The Richmond-area diners asked that their names not be used in the story. They were described in the bill as “a plad [sic] a**hole” and a man with “a small penis.”
One man at the table told the Washington Post the bad blood may have started with a question about the authenticity of the rice. He remembered another diner in his party, who had lived in Beijing for years, asking the server, “Oh, you guys don’t serve them in individual rice bowls?”
The server apparently offered to give the table individual bowls if they preferred, explaining that when three or four people eat at Peter Chang the rice is served family style. While the man though it was odd, and not what he experienced in China, all of the diners declined individual portions, the Washington Post reported.
It wasn’t until after the meal, when they spotted the offensive items at the bottom of the bill, that they spoke with the server and then the manager.
The group was eventually told the server entered that information into the system with the intent of deleting it before printing it out and giving it to them. That, of course, did not happen.
The men said they got the feeling the staff believed it was all a big joke.

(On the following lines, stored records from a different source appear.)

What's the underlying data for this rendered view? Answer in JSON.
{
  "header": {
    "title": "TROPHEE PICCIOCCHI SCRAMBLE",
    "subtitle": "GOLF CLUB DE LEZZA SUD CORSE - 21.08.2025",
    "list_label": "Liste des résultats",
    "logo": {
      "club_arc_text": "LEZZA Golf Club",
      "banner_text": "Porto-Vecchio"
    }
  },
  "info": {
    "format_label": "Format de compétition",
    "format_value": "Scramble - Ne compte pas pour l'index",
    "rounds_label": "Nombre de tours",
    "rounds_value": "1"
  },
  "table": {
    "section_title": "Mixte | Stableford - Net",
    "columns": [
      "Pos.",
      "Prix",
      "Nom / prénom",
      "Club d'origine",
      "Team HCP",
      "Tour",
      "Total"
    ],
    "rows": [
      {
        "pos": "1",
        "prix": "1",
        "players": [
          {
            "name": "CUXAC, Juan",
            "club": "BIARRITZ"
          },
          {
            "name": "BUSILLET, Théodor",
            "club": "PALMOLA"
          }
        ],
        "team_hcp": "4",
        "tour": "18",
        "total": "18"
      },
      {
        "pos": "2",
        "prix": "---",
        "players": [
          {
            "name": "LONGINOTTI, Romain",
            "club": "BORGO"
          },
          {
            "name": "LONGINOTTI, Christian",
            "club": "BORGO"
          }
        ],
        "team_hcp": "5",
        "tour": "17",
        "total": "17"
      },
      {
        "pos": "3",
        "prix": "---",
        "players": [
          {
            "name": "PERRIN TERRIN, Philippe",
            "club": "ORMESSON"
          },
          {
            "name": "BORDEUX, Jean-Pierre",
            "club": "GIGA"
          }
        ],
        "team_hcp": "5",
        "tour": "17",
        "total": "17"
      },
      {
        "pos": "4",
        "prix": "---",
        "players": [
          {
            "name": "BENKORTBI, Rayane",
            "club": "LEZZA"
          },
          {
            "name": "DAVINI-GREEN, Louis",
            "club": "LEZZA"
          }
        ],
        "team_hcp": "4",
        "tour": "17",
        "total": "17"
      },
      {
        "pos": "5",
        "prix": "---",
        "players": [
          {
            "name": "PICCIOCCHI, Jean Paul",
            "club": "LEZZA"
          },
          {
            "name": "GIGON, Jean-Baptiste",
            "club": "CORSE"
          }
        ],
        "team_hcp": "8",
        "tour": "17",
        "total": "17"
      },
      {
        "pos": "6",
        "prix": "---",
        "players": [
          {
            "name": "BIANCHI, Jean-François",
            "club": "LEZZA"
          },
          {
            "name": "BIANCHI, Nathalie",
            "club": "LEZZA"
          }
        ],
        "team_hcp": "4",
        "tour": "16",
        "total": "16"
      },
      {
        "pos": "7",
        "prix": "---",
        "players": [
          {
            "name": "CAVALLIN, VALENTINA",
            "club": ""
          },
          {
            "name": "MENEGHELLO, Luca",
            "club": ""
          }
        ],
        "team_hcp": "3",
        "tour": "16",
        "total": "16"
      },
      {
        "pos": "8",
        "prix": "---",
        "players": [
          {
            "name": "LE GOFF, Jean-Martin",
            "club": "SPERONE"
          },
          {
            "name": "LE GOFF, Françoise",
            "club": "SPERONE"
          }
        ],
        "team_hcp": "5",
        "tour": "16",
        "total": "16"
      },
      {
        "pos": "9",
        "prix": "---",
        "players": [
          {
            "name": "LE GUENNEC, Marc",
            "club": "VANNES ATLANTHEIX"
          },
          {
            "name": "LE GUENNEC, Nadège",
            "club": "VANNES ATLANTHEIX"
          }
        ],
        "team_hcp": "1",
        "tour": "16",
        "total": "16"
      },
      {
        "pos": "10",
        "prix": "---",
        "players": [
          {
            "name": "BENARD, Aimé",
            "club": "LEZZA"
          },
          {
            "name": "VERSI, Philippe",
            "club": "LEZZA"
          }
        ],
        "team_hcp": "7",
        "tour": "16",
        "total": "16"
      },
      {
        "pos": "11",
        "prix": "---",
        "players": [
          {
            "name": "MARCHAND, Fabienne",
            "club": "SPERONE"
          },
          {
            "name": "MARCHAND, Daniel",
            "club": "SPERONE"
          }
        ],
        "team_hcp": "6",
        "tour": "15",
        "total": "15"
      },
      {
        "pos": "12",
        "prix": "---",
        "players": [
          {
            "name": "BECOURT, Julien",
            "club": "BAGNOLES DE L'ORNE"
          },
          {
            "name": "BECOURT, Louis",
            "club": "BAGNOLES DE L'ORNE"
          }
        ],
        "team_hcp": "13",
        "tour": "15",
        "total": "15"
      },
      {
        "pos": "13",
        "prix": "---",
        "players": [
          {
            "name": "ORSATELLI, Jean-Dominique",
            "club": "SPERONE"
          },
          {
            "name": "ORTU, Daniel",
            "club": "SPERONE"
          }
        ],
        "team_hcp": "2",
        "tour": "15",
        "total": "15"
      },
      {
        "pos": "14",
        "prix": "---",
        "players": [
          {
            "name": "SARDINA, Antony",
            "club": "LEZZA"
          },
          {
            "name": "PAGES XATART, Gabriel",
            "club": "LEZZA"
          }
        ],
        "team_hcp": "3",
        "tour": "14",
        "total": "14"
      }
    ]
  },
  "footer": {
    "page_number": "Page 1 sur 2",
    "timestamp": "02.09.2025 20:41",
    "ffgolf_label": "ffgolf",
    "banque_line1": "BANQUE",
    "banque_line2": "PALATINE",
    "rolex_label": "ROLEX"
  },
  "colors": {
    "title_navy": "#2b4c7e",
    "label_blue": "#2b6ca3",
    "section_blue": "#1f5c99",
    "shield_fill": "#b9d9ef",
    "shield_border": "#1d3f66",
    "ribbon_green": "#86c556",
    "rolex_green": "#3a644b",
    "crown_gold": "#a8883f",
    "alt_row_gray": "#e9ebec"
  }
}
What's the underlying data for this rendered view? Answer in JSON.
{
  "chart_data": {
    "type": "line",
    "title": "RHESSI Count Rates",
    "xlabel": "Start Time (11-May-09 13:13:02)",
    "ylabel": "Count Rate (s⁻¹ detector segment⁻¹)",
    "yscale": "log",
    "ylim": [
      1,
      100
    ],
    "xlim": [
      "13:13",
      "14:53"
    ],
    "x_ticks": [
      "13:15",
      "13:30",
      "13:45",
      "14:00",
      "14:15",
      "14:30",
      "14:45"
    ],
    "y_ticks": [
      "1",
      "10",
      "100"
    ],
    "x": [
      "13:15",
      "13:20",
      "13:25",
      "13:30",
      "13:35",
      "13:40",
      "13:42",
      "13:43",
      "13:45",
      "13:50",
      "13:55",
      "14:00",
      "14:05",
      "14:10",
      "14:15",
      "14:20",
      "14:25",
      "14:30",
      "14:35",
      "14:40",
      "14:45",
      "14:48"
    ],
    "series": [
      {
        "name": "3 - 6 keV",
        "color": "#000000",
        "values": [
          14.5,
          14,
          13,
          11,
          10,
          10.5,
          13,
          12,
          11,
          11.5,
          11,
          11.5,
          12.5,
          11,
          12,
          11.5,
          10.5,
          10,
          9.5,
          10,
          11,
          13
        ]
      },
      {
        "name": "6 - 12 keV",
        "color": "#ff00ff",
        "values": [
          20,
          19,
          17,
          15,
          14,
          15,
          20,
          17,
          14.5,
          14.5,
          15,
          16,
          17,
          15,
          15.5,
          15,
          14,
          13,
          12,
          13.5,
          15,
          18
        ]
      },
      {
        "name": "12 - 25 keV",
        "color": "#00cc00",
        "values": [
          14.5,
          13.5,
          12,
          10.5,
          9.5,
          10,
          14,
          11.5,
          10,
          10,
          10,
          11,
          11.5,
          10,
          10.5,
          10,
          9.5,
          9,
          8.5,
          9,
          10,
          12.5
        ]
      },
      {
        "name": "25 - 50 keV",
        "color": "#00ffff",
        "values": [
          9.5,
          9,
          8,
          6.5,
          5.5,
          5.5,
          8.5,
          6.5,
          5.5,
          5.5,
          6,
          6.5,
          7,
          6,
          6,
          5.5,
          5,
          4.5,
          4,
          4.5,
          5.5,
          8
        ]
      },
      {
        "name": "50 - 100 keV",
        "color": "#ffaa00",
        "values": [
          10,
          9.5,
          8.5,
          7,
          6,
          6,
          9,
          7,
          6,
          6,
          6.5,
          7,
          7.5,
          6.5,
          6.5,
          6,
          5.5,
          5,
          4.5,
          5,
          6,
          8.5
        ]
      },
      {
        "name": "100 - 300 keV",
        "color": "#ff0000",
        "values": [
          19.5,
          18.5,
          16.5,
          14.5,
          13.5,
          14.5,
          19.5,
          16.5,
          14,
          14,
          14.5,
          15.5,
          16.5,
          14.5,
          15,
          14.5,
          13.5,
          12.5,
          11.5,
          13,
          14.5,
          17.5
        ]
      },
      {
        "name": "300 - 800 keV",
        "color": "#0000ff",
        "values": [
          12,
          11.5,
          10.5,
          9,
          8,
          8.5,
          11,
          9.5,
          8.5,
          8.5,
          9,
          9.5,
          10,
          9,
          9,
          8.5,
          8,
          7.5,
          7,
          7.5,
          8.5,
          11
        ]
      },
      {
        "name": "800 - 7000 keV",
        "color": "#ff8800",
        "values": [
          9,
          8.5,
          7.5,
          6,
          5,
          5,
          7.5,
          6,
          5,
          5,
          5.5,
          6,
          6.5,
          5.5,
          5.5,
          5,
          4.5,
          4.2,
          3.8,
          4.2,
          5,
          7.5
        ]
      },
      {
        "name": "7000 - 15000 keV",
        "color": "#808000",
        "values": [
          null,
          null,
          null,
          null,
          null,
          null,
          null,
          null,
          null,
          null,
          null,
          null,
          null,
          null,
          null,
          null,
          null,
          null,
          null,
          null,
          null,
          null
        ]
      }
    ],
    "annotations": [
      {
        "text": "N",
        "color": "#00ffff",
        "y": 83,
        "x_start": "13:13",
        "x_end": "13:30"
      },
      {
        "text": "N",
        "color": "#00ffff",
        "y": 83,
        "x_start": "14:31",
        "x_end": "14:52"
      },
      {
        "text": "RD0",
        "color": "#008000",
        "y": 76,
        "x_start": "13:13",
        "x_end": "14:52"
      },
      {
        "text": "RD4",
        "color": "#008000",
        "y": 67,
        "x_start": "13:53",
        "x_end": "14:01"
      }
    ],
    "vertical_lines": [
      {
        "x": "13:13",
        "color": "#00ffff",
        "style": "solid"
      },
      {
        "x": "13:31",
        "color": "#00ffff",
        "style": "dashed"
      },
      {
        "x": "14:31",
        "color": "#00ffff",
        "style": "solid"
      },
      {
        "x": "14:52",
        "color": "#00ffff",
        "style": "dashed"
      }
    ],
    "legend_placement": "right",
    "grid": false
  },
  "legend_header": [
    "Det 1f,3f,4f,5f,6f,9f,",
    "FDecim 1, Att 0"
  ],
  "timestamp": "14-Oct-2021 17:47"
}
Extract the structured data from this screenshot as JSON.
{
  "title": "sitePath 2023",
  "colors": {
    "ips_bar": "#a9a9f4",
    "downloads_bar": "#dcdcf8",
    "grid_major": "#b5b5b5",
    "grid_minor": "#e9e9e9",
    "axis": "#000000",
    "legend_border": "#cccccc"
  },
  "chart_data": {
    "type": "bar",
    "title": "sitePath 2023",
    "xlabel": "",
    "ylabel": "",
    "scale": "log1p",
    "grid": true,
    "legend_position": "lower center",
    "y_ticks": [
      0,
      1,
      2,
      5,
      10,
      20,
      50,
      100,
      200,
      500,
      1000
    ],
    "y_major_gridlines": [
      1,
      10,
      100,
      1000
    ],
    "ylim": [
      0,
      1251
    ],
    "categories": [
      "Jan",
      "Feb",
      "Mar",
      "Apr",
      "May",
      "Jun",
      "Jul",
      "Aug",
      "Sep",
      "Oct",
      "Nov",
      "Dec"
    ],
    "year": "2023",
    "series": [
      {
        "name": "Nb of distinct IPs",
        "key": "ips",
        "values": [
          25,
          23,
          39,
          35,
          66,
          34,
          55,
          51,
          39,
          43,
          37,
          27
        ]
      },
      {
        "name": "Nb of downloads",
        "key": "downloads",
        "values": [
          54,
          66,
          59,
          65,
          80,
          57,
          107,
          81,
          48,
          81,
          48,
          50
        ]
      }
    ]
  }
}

After some back and forth, the restaurant’s manager eventually offered them a $20 gift certificate to the restaurant.
An email sent to Peter Chang’s Arlington has not yet been returned, however the restaurant’s manager did respond to a Washington Post reporter.
If manager Qian Cheng wasn’t deeply apologetic on Saturday, he was on Monday morning when reached for comment. He said that the servers had previously been warned before about leaving offensive comments in the system.
“They always do that. I’ve told them so many times,” Cheng said. “And they did it again.”
He’s weighing whether someone needs to be fired over the incident, but in the meantime, Cheng said he has cut back the servers’ hours. They will not work prime weekend shifts in the near future.
“I know it’s not comfortable,” Cheng said about the incident. “If somebody had given me the check, I [wouldn’t] be comfortable.”